Anti-independence forces will be in charge of organizing next year’s referendum on independence in New Caledonia. The Congress of the French overseas territory elected a president and vice president yesterday. Details from Neal Conan in today’s Pacific News Minute.
On a vote of 59 to 24, the Congress re-elected Theirry Santa as president for a third term, Philippe Dunoyer will be vice president.
Pro-independence forces could not agree on a single candidate.
20 years after the Noumea Accords, this Congress will now set the terms for the referendum. The decolonization process calls for a phased and irreversible transfer of power from France to New Caledonia, but is silent on the issue of sovereignty. Much will depend on the exact wording of the question put before the voters, and even more, on who’s allowed to vote.
The Noumea Accords restrict eligibility to those who’ve been citizens since 1998. Yesterday, about 3,000 pro-independence supporters staged a march to the French High Commission in Noumea, to demand that indigenous Kanaks be enrolled automatically.
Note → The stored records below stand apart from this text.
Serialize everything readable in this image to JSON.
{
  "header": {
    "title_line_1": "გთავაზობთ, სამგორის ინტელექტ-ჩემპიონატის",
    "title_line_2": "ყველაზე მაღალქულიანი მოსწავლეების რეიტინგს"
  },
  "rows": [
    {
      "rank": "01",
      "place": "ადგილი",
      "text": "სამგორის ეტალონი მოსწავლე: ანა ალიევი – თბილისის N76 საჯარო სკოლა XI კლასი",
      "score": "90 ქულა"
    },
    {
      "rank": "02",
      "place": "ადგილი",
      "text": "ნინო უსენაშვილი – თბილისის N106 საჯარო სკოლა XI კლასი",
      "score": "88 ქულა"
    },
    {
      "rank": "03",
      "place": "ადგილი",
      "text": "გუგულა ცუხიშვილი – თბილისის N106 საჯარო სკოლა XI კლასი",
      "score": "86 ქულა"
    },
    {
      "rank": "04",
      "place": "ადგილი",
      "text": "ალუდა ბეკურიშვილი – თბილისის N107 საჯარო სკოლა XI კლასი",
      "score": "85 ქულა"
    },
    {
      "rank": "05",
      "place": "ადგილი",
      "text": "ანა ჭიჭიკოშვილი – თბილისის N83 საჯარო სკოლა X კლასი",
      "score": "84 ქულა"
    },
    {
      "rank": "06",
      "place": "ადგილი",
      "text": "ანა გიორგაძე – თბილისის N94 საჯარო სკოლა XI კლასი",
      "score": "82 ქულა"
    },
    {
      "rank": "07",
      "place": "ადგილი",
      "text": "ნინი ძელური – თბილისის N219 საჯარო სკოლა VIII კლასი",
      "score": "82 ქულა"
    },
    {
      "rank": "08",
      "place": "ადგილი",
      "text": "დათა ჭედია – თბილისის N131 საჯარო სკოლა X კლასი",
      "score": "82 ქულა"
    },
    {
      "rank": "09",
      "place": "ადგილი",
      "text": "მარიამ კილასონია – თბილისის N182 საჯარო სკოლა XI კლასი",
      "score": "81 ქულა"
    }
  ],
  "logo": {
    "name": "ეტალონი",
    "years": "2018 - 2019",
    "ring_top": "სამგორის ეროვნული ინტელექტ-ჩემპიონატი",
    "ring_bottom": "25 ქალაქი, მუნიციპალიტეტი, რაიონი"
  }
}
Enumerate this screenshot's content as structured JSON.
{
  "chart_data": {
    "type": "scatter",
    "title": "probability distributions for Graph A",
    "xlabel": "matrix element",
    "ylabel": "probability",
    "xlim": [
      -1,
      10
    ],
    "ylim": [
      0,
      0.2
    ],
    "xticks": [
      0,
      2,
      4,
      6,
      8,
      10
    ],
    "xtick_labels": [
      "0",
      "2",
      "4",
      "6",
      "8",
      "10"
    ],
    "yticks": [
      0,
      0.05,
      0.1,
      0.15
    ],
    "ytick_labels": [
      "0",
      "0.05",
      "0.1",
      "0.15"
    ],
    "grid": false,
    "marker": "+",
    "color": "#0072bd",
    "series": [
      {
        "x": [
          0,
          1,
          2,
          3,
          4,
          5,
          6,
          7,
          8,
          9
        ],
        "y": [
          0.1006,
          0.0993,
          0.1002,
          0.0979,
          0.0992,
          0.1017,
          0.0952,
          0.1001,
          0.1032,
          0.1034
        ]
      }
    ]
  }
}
The law says everyone needs to register.
Earlier this month a delegation of pro-independence leaders travelled to Paris to meet with Prime Minister Edouard Phillipe, who will visit New Caledonia later this year. The pro-independence group that signed the Noumea Accords is called FLNKS. The French acronym stands for the Kanak Socialist Liberation Front, but the movement’s splintered since then. So has the anti-independence side - and if it’s unable to organize the referendum by next May, France will step in, and hold the vote no later than November 2018.